Supervised release ordered for two bikers
Prosecutor argues they still associate with gang
A federal judge on Monday ordered supervised release for two Vagos Outlaw Motorcycle Gang members who were arrested on racketeering charges last week.
Local bikers Jeremy Halgat and Robert Coleman are charged, along with 21 others, in a 12-count indictment that accuses the Vagos gang of a litany of violent crimes — including murder, assault, kidnapping, extortion and witness intimidation.
The decision Monday followed a contentious detention hearing at which Assistant U.S. Attorney Cristina Silva argued Halgat and Coleman both violated pretrial release conditions in separate cases that arose from a 2012 federal investigation of the bikers’ club. Both men, she said, continued to associate with the Vagos gang in spite of prior court orders that explicitly prohibit contact.
Silva said prosecutors never brought the violations to the court’s attention because to do so would have compromised the ongoing racketeering investigation, which relied heavily on the use of undercover agents and confidential informants. She requested detention orders for both men.
But because the violations never were reported, U.S. Magistrate Judge Cam Ferenbach said he could not detain Coleman and Halgat.
The judge imposed conditions of release that require the men to surrender their passports, to remain in Nevada unless they obtain permission to go elsewhere, and to avoid all contact with other members of the Vagos motorcycle club.
Silva said she intends to appeal the judge’s decision on Halgat, 39, who is accused, among other things, of telling an undercover officer that he planned to attack a fellow gang member as retaliation for cooperating with law enforcement. He also faces gun and drug charges.
Since his arrest in the previous case, Silva said, Halgat has continued to engage in criminal activity with the Vagos gang. She handed the judge a printout from the Anti-defamation League’s Hate Symbol database as well as pictures of Halgat that she said show the biker wearing the SS Bolts, a white supremacist and neo-nazi symbol.
“It’s not something I would wear, but I don’t really see what the pertinence of that is,” said Halgat’s court-appointed attorney, Christopher Arabia.
Silva also said that while facing federal charges, Halgat created a business. Normally the government would support such endeavors, she said. But not in Halgat’s case.
“The defendant is now selling vape,” Silva said.
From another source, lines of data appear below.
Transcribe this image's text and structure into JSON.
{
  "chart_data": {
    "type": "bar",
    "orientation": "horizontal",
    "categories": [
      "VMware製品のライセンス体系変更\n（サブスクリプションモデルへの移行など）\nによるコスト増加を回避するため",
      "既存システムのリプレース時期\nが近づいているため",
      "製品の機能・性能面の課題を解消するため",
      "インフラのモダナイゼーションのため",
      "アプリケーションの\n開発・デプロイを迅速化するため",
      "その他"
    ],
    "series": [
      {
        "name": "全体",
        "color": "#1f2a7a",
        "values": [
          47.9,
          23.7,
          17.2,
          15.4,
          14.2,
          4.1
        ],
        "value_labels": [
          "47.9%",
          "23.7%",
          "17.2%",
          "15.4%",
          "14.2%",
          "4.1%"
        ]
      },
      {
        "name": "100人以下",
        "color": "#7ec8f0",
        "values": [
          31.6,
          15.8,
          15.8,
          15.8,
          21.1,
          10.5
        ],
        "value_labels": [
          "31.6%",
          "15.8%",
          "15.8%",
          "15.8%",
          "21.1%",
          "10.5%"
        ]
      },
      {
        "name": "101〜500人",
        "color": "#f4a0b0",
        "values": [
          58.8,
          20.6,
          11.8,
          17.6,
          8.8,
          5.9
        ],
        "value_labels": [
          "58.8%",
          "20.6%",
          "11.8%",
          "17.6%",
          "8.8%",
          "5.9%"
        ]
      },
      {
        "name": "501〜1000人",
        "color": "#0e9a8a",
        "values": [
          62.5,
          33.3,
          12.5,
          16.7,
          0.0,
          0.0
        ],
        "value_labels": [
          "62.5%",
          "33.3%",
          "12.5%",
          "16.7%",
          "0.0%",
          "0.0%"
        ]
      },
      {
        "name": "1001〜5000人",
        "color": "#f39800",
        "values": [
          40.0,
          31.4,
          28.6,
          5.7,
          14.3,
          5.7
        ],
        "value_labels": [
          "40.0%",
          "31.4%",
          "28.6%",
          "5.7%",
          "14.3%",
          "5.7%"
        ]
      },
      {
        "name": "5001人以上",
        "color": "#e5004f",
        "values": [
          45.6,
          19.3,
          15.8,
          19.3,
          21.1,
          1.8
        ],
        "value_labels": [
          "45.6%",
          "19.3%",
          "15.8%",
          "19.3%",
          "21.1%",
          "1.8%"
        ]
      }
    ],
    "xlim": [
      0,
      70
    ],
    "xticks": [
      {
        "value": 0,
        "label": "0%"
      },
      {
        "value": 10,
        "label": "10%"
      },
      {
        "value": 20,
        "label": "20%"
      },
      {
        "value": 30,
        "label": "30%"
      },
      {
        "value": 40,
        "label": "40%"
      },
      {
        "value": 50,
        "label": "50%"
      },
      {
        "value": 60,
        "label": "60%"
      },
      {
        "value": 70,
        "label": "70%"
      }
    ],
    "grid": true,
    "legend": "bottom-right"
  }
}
The prosecutor said the branding of the vape shop bears striking resemblance to that of the Vagos bikers’ gang, with whom Halgat was supposed to avoid contact.
Coleman, 59, also was accused Monday of continuing to associate with the gang after his prior arrest.
Two more men were arrested in Las Vegas and will have detention hearings at a later date. The other socalled gang members charged in the indictment were arrested elsewhere, and the government is in the process of extraditing them to Las Vegas for prosecution.